The king of anthropomorphic animal schlock in 2015 was undoubtedly the Jack Russell terrier pro wrestling picture Russell Madness. Nine Lives is a clear winner for 2016 so far (though it could’ve easily been surpassed by The Witch or The Shallows were they nudged a little harder in that direction). There’s something absurdly anachronistic about Nine Lives‘s very existence that makes it a fascinating watch as a modern theatrical release. Beyond its Jack Frost-type plot structure & cheap CG production design, Nine Lives manages to feel out of step with time in small details like its multiple George W. Bush & mean ex-wife jokes and its Gremlins-esque magical pet shop.

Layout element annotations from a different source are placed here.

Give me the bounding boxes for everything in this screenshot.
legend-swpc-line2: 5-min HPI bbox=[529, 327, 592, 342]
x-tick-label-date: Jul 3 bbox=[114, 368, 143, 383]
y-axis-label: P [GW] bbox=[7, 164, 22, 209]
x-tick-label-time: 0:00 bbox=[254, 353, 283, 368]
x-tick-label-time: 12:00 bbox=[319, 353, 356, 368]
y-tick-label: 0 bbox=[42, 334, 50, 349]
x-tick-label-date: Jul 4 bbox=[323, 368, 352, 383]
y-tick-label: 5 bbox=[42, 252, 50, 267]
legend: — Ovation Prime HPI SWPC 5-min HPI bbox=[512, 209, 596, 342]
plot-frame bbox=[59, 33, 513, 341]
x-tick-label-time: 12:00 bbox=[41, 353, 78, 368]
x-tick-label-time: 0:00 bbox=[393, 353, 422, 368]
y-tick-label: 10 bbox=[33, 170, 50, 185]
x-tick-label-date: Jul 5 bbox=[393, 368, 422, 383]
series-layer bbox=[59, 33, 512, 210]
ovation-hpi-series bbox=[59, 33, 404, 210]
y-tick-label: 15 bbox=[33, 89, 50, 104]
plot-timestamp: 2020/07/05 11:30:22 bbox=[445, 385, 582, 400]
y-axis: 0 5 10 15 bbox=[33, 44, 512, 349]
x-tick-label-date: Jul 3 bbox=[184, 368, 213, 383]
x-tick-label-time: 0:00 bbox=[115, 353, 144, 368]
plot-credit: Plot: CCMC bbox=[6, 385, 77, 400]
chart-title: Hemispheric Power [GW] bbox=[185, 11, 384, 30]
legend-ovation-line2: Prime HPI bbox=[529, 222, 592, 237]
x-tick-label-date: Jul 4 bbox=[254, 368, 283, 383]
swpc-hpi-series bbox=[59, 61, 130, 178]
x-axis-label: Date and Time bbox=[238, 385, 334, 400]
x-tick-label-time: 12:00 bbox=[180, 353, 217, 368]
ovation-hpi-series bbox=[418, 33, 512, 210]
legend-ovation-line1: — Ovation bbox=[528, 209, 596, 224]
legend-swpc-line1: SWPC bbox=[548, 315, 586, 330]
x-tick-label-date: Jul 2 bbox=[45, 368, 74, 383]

And all this 90s-00s nostalgia haze serves to do is mask a truly disturbing tonal clash between toddler-friendly physical humor & pitch black subject matter, sometimes fused together, like in gag where the mysterious cat whisperer threatens to have Mr. Fuzzypants fixed.

I can’t promise you’ll get as hearty of a laugh out of lines like [trying to operate a computer tablet] “Ironically, I could use a mouse right now” & “Is this cat my dad?!” as I did, but I do think Nine Lives is recommendable for its horrific train wreck appeal in its inner conflict of tone vs. subject matter. When I first bought my ticket I was shocked that it was stamped with the incredibly high rating of PG. By the end credits I was shocked that it was marketed for kids at all. But there we all were, laughing in the theater together, children & tipsy adults alike, each clutching our respective juice boxes & hard liquor containers, finding a wealth of small joys in a dumb movie about a talking cat. A lot of people have declared this a dull summer for major releases without any particular film standing out as a one-of-a-kind event, but I can’t imagine a more essential cinematic experience than that.